Jane Fonda said the Kennedy Center has become a symbol of what is happening, with artists refusing to bow to ideological demands and racist erasure of history. Speakers at the rally criticized book bans, political censorship, threats to free speech, and the administration's crackdown on the press. They also targeted President Trump's control of the Kennedy Center, including his seizure of the institution, targeting of 'woke' programming, addition of his name to its marble facade, and announcement it will close for two years of renovations, with dozens of layoffs beginning this week.
Today, books are being banned, plaques and monuments depicting historical events this administration wants to forget are being removed. Museums, the National Endowment for the Arts, state arts councils, public broadcasting – they’re all being defunded.
Trump ousted the Kennedy Center's previous leadership and replaced it with a hand-picked board of trustees who voted to rename it the Trump Kennedy Center, and LGBTQ-friendly programming has been scrapped amid the MAGA takeover. Billy Porter blamed Trump for attacking the arts, stating that authoritarian governments go after the arts first. According to Daily Mail - News, Billy Porter described opportunities for LGBTQ creatives and people of color drying up under Trump's administration due to the end of 'performative wokeness'.
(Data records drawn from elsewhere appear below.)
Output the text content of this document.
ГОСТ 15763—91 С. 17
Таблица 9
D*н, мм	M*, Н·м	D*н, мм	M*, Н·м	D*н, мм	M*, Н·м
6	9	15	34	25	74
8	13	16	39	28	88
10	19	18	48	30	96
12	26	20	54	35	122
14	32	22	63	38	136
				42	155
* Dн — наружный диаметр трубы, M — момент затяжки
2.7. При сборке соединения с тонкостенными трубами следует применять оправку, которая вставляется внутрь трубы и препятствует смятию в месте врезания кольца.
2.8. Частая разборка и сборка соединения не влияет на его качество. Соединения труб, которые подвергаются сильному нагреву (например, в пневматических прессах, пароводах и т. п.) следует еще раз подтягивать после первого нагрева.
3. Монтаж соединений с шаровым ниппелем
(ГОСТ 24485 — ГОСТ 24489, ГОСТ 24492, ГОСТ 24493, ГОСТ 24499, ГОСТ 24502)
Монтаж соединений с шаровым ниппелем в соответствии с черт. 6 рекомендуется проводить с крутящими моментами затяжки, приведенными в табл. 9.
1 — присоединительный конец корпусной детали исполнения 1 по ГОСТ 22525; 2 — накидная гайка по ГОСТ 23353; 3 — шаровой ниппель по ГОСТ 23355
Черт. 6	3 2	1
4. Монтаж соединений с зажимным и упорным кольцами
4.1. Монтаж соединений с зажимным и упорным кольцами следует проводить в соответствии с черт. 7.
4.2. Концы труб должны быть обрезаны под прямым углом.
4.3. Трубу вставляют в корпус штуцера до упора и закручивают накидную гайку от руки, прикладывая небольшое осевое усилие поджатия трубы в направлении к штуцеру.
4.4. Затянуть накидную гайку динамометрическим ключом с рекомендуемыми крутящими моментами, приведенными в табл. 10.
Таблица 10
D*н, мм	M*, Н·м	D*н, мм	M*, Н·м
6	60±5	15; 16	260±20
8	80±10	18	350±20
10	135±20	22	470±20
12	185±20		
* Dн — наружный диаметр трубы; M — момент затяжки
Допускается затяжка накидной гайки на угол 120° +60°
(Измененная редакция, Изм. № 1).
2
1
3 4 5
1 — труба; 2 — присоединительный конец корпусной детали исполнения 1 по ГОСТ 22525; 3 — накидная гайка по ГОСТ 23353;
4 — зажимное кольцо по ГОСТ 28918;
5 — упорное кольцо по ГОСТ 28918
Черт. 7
The rally kicked off the 'No Kings' protest weekend, with millions gathering coast to coast for coordinated demonstrations against President Trump over the weekend. Bruce Springsteen led the lineup at the Minneapolis-St. Paul branch of the No Kings rallies.
This beloved citadel of the arts has become a symbol of what is happening. The centre has been effectively silenced after artists refused to bow to ideological demands and the racist erasure of history.
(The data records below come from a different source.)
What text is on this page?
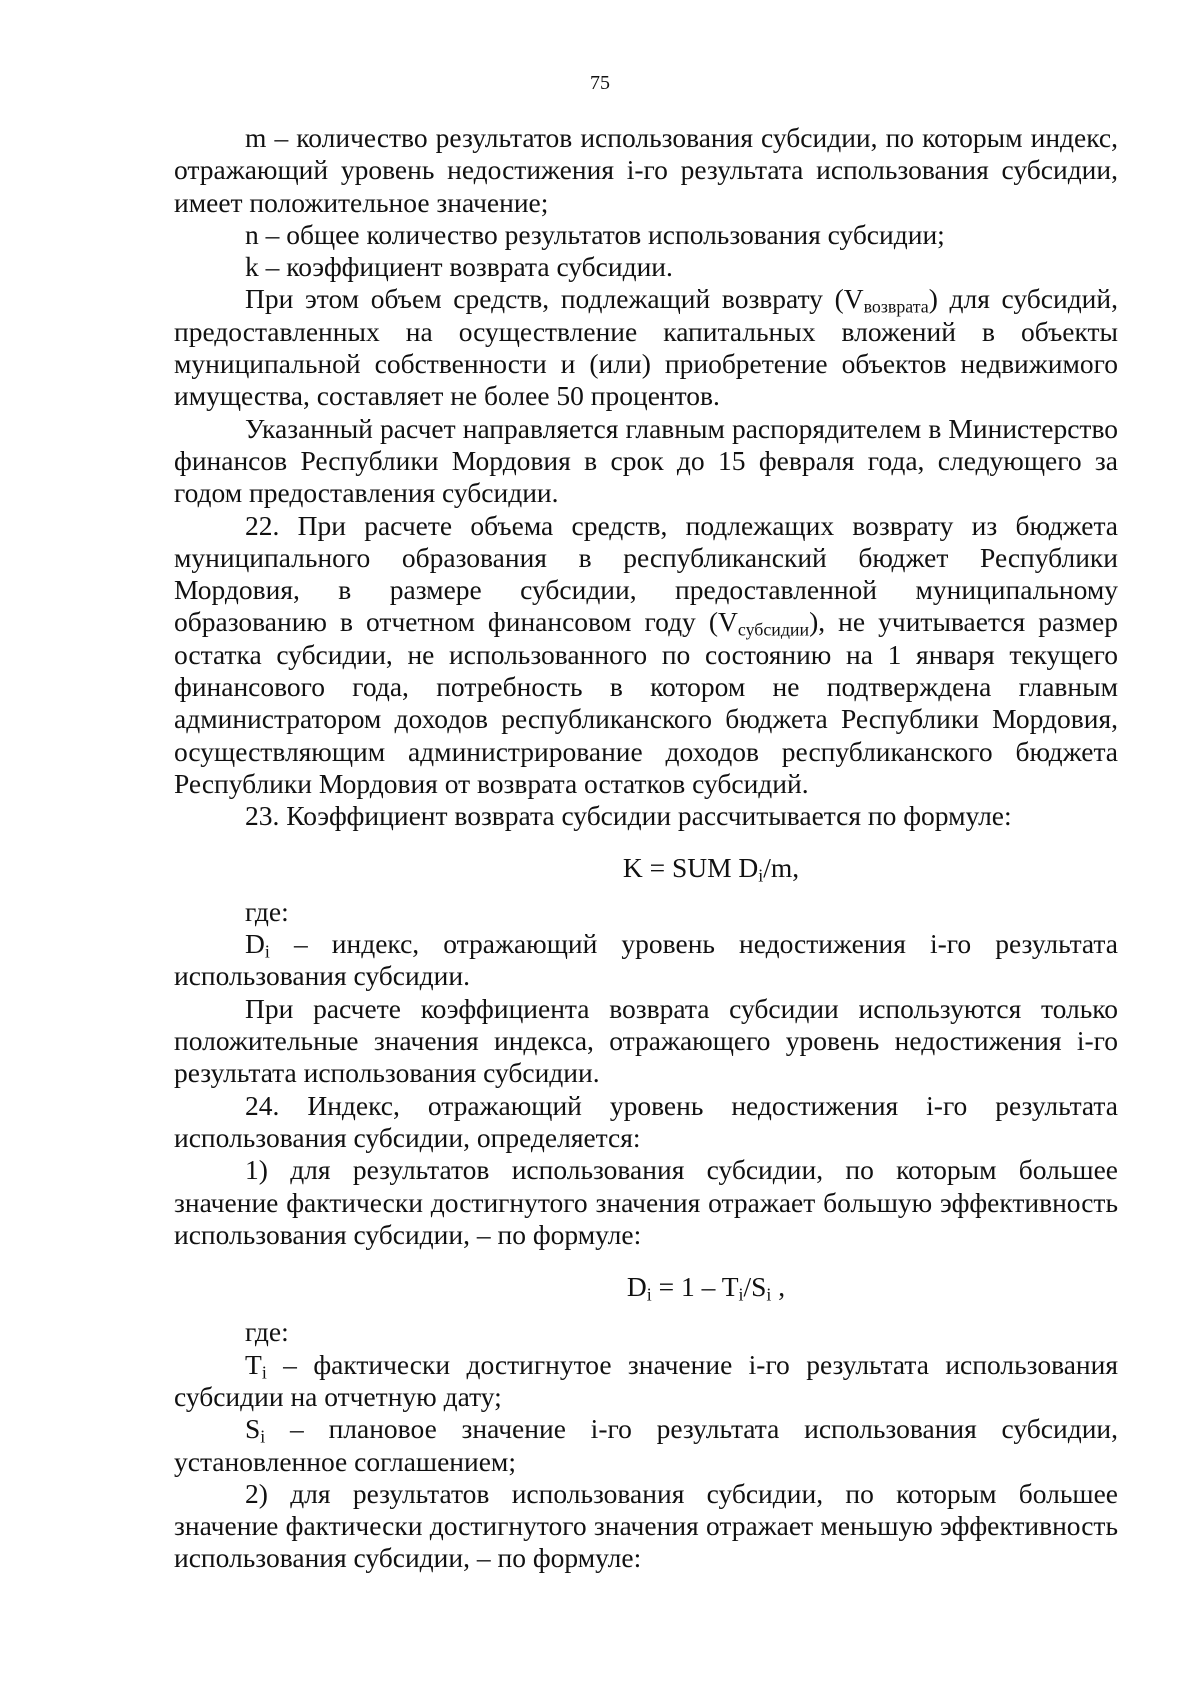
75

m – количество результатов использования субсидии, по которым индекс, отражающий уровень недостижения i-го результата использования субсидии, имеет положительное значение;

n – общее количество результатов использования субсидии;

k – коэффициент возврата субсидии.

При этом объем средств, подлежащий возврату $(V_{возврата})$ для субсидий, предоставленных на осуществление капитальных вложений в объекты муниципальной собственности и (или) приобретение объектов недвижимого имущества, составляет не более 50 процентов.

Указанный расчет направляется главным распорядителем в Министерство финансов Республики Мордовия в срок до 15 февраля года, следующего за годом предоставления субсидии.

22. При расчете объема средств, подлежащих возврату из бюджета муниципального образования в республиканский бюджет Республики Мордовия, в размере субсидии, предоставленной муниципальному образованию в отчетном финансовом году $(V_{субсидии})$, не учитывается размер остатка субсидии, не использованного по состоянию на 1 января текущего финансового года, потребность в котором не подтверждена главным администратором доходов республиканского бюджета Республики Мордовия, осуществляющим администрирование доходов республиканского бюджета Республики Мордовия от возврата остатков субсидий.

23. Коэффициент возврата субсидии рассчитывается по формуле:

K = SUM $D_i/m$,

где:

$D_i$ – индекс, отражающий уровень недостижения i-го результата использования субсидии.

При расчете коэффициента возврата субсидии используются только положительные значения индекса, отражающего уровень недостижения i-го результата использования субсидии.

24. Индекс, отражающий уровень недостижения i-го результата использования субсидии, определяется:

1) для результатов использования субсидии, по которым большее значение фактически достигнутого значения отражает большую эффективность использования субсидии, – по формуле:

$D_i = 1 - T_i/S_i$ ,

где:

$T_i$ – фактически достигнутое значение i-го результата использования субсидии на отчетную дату;

$S_i$ – плановое значение i-го результата использования субсидии, установленное соглашением;

2) для результатов использования субсидии, по которым большее значение фактически достигнутого значения отражает меньшую эффективность использования субсидии, – по формуле:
As a cover, Trump is shutting it down for at least two years, supposedly to make repairs, and he even suggested it may be necessary to take it down to the studs. What’s he gonna do? Build another ballroom where he can dance and, like Nero, fiddle while his country burns?
As a black, gay, out artist, I caught the wave of what we now know as performative wokeness. And I crashed through glass ceilings that were concrete. And I have noticed the opportunities slowly drying up for the work that I do.
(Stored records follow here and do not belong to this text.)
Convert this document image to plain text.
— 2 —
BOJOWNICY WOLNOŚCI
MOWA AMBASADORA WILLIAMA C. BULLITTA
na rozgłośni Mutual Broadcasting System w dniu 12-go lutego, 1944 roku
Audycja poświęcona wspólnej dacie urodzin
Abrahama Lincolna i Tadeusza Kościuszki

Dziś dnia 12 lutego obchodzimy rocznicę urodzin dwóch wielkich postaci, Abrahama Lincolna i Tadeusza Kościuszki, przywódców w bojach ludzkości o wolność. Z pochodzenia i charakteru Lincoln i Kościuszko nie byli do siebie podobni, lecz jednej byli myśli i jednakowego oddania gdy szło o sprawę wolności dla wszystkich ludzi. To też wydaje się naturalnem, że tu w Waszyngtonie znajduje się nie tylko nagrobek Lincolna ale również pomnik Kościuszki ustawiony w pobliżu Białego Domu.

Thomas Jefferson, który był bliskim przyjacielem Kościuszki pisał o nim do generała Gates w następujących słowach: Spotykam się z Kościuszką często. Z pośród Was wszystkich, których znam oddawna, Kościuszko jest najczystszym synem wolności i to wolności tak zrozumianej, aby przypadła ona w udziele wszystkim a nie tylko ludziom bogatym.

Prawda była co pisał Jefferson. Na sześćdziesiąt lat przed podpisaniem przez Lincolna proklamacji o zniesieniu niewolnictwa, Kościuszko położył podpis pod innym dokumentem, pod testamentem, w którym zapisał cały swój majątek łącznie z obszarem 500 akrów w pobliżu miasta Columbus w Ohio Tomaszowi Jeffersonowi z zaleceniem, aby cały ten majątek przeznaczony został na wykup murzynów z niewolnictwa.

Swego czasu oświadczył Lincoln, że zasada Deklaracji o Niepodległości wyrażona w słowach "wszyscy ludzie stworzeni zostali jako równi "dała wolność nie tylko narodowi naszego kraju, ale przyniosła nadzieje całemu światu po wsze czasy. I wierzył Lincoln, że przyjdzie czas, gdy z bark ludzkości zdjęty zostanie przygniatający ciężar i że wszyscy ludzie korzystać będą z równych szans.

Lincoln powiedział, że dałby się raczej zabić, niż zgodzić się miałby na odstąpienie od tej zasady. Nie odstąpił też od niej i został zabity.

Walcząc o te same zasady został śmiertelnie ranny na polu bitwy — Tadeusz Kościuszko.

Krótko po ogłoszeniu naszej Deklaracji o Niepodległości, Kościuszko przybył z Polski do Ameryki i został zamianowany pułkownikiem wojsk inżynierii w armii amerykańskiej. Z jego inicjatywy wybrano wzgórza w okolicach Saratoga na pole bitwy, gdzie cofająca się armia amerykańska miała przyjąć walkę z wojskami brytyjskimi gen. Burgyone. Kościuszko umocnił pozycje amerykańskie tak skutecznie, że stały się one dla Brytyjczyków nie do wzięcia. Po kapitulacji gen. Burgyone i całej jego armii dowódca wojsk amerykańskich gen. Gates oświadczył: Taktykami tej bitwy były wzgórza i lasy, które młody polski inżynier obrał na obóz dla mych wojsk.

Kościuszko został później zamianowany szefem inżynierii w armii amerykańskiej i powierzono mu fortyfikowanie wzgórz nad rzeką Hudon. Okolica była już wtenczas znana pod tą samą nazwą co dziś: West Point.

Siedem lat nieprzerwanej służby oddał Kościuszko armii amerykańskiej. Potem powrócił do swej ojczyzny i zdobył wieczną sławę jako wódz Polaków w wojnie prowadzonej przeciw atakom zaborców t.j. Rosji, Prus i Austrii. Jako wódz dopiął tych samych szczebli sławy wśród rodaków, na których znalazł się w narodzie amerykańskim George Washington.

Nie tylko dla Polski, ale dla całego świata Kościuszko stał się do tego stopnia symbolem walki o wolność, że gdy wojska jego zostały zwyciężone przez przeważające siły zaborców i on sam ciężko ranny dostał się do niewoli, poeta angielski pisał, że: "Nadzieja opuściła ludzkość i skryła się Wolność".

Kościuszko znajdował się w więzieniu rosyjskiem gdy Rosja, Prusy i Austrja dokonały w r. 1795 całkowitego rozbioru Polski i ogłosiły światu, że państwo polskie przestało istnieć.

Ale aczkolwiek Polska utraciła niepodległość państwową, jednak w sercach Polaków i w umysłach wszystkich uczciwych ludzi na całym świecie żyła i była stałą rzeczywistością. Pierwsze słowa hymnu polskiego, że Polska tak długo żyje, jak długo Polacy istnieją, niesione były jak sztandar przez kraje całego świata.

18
The Midwest CBS shows, and the cop shows, all of that stuff still exists, but when it's time to talk about heart, when it's time to talk about connection and when it's time to talk about people that don't look like everybody else, those of us who are on the margins, there's not a lot of that going on right now. There's not a lot of that work going on right now.
Authoritarian governments go after the arts first, because the arts have the power to reach inside of people and change the molecular structure from the inside out.
If we don't fight back, the news we get will be increasingly fake. We won't be allowed to know what's really happening. Our children's academic curricula will be actually censored. Ticket costs for cultural events will go up, while the quality will go down. Books and films will be shallower, lacking nuance and complexity.